L’idée peut paraître anecdotique mais elle va l’encontre du fatalisme ambiant, bien souvent encouragé par des élites politiques trop heureuses de confisquer à leur population tous ses pouvoirs. «Nous voulons encourager les citoyens à prendre leur destin main, renchérit Fadel Barro, un autre membre du collectif. Nous sommes dans ce mouvement pour nous élever contre l’injustice, la mal-gouvernance, la corruption. Il faut encourager nos concitoyens à prendre conscience de leurs droits et demander à nos dirigeants de les respecter.»
La «Foire aux problèmes»
Au départ de Y’en a marre, il n’y avait qu’un petit groupe de rappeurs, parmi lesquels Fou Malade ou encore Thiat, excédés par l'injustice sociale, la flambée des prix et les scandales financiers qui minent le pays.

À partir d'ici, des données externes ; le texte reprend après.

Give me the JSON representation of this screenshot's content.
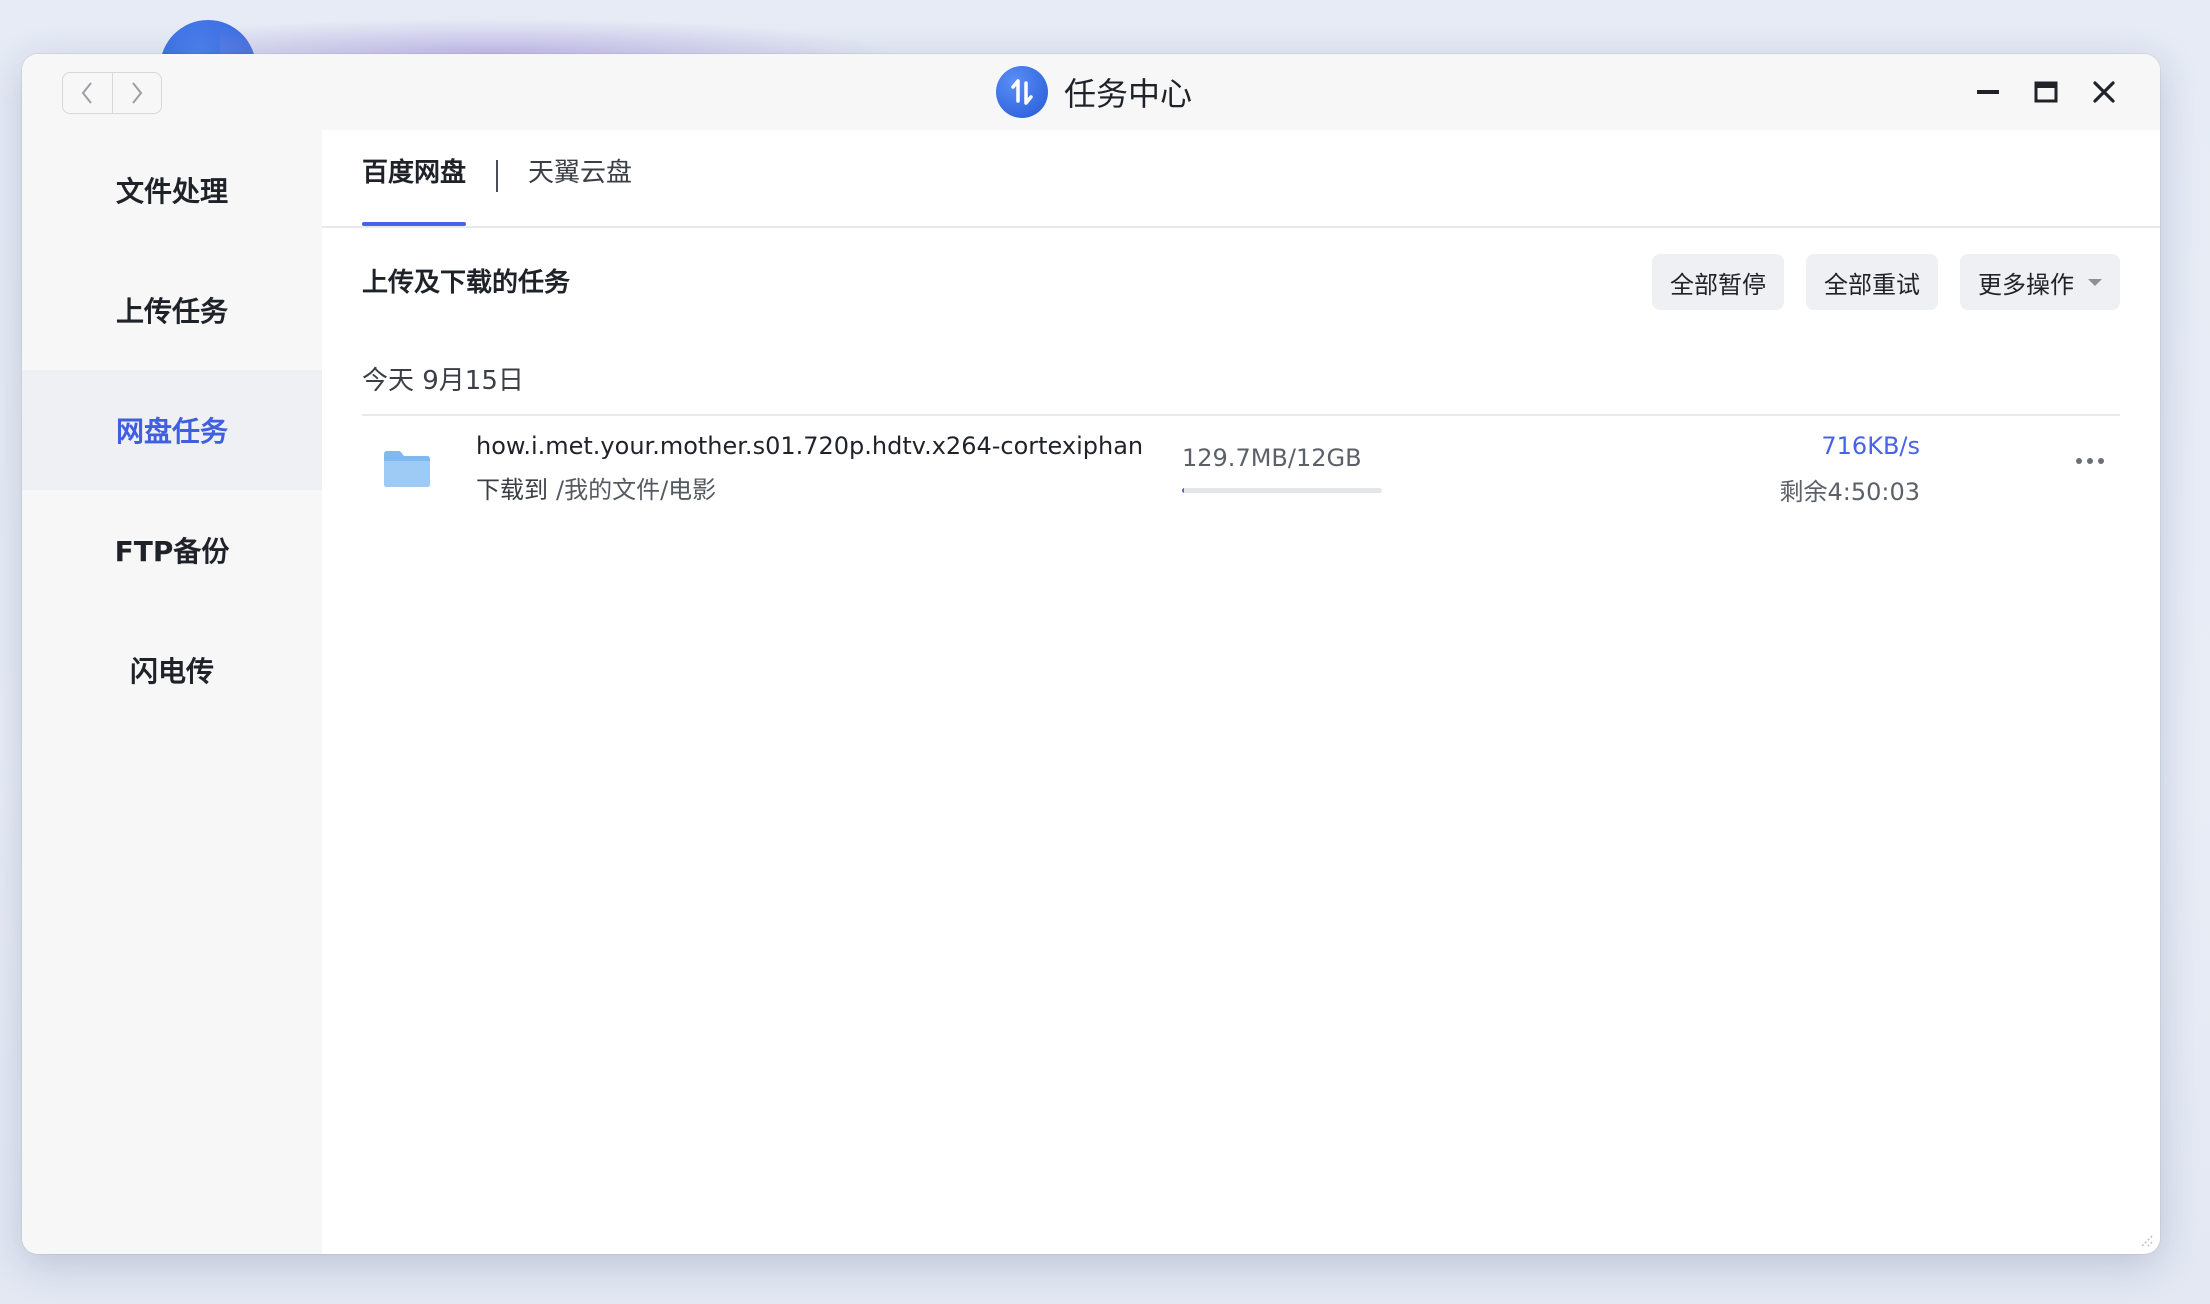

Mais rapidement, le mouvement trouve un écho dans la population. Y’en a marre dépasse son image de groupe de jeunes énervés et essaime ce qu’il appelle ses esprits [en opposition aux cellules politiques] un peu partout dans le pays. A charge pour les membres locaux de recenser leurs problèmes et de mettre en place des stratégies pour y remédier. Mais le va-et-vient entre les différentes initiatives locales et son noyau dur fonctionne si bien que le mouvement décide, le 22 janvier dernier, d’organiser la «Foire aux problèmes», une grande réunion citoyenne, où des citoyens de tout le pays ont pu mettre en mots leurs solutions.
Pas de consigne de vote
Aucun parti pris politique là-dedans. Y’en a marre ne roule pour personne. «Pendant 50 ans, les hommes politiques n’ont rien fait d’autre que s’approprier ce pays, dénonce Fadel Barro. On appartient à la coalition du M23 pour ne pas casser la dynamique d’opposition à la candidature d’Abdoulaye Wade, mais on n’a pas les même raisons de s’opposer à celle-ci.» «Nous, ce que l’on souhaite c’est un changement de mentalité et de comportement», martèle Simon. Ainsi, Y’en a marre pousse les jeunes à s’inscrire sur les listes électorales -350.000 selon les membres du mouvement- mais ne donne aucune consigne de vote.
Une nouvelle génération politique
Le mouvement, en revanche, n’hésite pas à organiser des manifestations. Les outils de la mobilisation rappellent ceux des Révolutions arabes: SMS, réseaux sociaux, «même si au Sénégal, il n’est pas rare d’avoir des coupures d’électricité 20 heures durant. Dans ces cas-là, les réseaux sociaux ne sont d’aucune utilité», souligne Fadel. Lors des manifestations, la répression peut être féroce, mais les militants ne désarment pas. Dans quel but? «Pour l’instant, faire tomber Abdoulaye Wade.» Après? «Une étape aura été franchie, vers un changement de génération politique dans le pays.»